ジョナサン・スウィフト
(Jonathan Swift)
(1667~1745)

略歴

 アイルランド、ダブリン出身。政界、宗教界での栄達を夢見るものの上手くいかず、最後はダブリンの聖パトリック教会の司祭長を務めた。風刺作家、随筆か、パンフレット作家、詩人として非常に多作であったが、生涯を通じて私憤と公憤が激しく入り混じっていた。またその内容の過激さから、多くの筆名を使い分けたり、匿名で発表されたりした。その出版には友人であったポープらの尽力したという。晩年は死の影に怯えるようになり、自らの死を悼む詩を書いたり、あるいは自らの死亡記事を出すなど奇行が目立った。また自分の墓碑銘を生前に自ら書いていたことでも有名。

作品

 多作な人であったが、彼の特徴が最も出ているのは風刺文学においてだろう。初期に書かれた『桶物語(A Tale of a Tub,1704)は、カトリック、プロテスタント、英国国教会の無益な確執を痛烈に風刺した。
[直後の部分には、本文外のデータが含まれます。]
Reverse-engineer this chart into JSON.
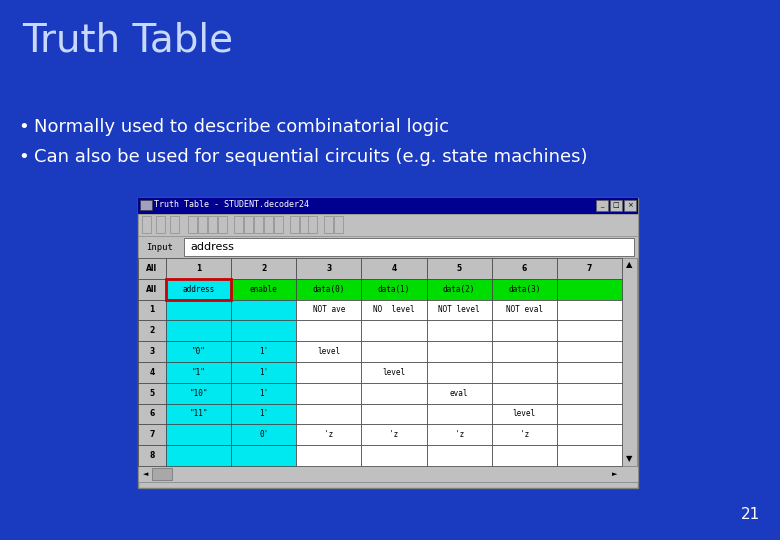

また合本で出された『書物戦争(The Battle of the Books,1704)は、当時盛んだった文芸や思想は古代と近代でどちらが優れているか、という論争を扱った。
 しかし何といっても最も有名なのは『ガリヴァー旅行記(Gulliver's Travels,1726)であろう。当時英国政府に批判的なパンフレットを書いていたこともあって、仮名でしかもかなり改変されたものがまず出版され、後に(1735)完全版が出た。デフォーの『ロビンソン・クルーソー』を踏襲しつつも、明らかに荒唐無稽で本当の話というふりはしていない。そのために近代文学の原点には『ロビンソン・クルーソー』の方が近い。むしろ『ガリヴァー旅行記』はユートピア文学の系譜と言える。全編を通して描かれるのは英国の現状に対する痛烈な風刺であり、最終的には人間告発にまで至る。しかしその根底にあるのはトマス・モアの『ユートピア』と同じく人間の本質的価値を信じようとするヒューマニズム精神である。
 『奴婢訓(Directions to Servants in General,1745)は死後出版された。世のあらゆる召使いの悪習と、それを使う主人側の心理を辛辣に暴露している。